Dans la finance mondiale, le mercato des traders est reparti à la faveur du rebond des marchés, avec la réapparition, pour attirer les meilleurs, d'offres mirobolantes qui continuent de faire polémique.
"Il y a beaucoup de mouvement en ce moment", confirme un banquier, sous couvert d'anonymat.
De sources concordantes, le marché est notamment animé par le japonais Nomura et le britannique Barclays, qui se sont partagés à l'automne les restes de Lehman Brothers.
"Ils doivent consolider des activités, veulent prendre des parts de marché et offrent des bonus garantis, chose qu'on ne peut pas faire parce que nous avons pris des engagements", explique un banquier français, en référence à la charte signée en février par les banques françaises.
Ce redémarrage en fanfare après seulement quelques mois de crise a suscité des réactions politiques en France, en Allemagne, au Royaume-Uni et aux Etats-Unis. La ministre française de l'Economie Christine Lagarde a dénoncé lundi une "course à l'échalote", qu'elle souhaite "éradiquer".
"Pour attirer les talents, il faut être compétitif sur le plan de la rémunération. Notre philosophie est basée sur la performance", fait-on valoir chez Nomura.
Crédit Suisse et plusieurs grandes maisons américaines leur auraient déjà emboîté le pas, à l'instar de Bank of America, qui vient d'offrir, selon le New York Times, un contrat garanti de 30 millions de dollars sur deux ans à une ancienne associée de Goldman Sachs.
"Les mouvements sont accentués par le fait que les gens sont plus faciles et moins coûteux à débaucher" du fait de la crise, juge le salarié d'une banque française.
Déjà un ton en-dessous de leurs consoeurs en matière de rémunération, les banques françaises voient l'écart s'agrandir.
Une tendance que devrait accentuer le retour programmé des bonus, comme en témoignent les chiffres annoncés par Goldman Sachs, qui a déjà versé ou provisionné l'équivalent de 390.000 dollars par employé pour le premier semestre.
L'enveloppe de 59.000 euros par personne prévue par BNP Paribas pour la même période, selon un calcul de Libération confirmé par la banque, est nettement inférieure, même s'il ne s'agit là que de rémunération variable.
"Nerveux", selon un salarié de grande banque française, les opérateurs de marché des établissements hexagonaux ont déjà largement entamé les discussions sur les bonus de 2009, alors qu'elles démarrent habituellement en novembre.
Une poignée de traders ont déjà quitté la Société Générale et BNP Paribas, selon Eric Singer, associé fondateur du cabinet de recrutement spécialisé Singer et Hamilton.

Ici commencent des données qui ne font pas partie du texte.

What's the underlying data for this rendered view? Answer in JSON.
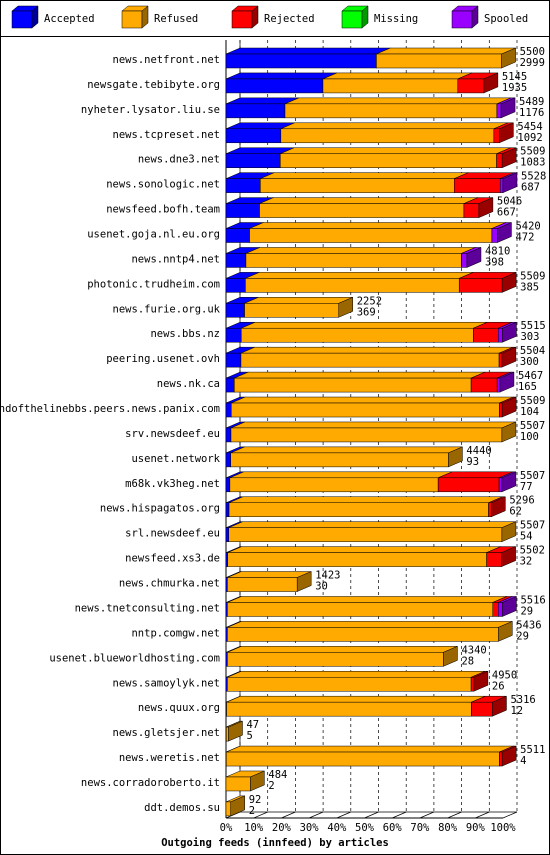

Mais si les banques françaises reconnaissent quelques départs, toutes les estiment limités.
"Chez BNP Paribas, il n'y a pas eu du tout d'hémorragie en 2009, parce que les gens se sont dits que l'environnement était difficile et qu'ils étaient dans une banque qui s'en était très bien sortie", analyse Vally Colli, associée au sein du cabinet spécialisé Vendôme Associés.
BNP Paribas n'a ainsi connu qu'un trimestre de perte depuis l'été 2007, tout comme Crédit Agricole.
"Il y a une prime aux banques qui ont des perspectives d'activité intéressantes, un potentiel", ajoute un banquier suisse, pour qui "la rémunération est clairement un élément important, mais pas le seul".
Si les banques françaises ont beaucoup d'équipes à l'étranger, Mme Colli constate également que "la mobilité est moindre en France qu'à Londres ou à New York".
Une différence liée au faible nombre de personnels à Paris (entre 5.000 et 7.000 selon M. Singer) et à un attachement souvent fort des Français à leur pays.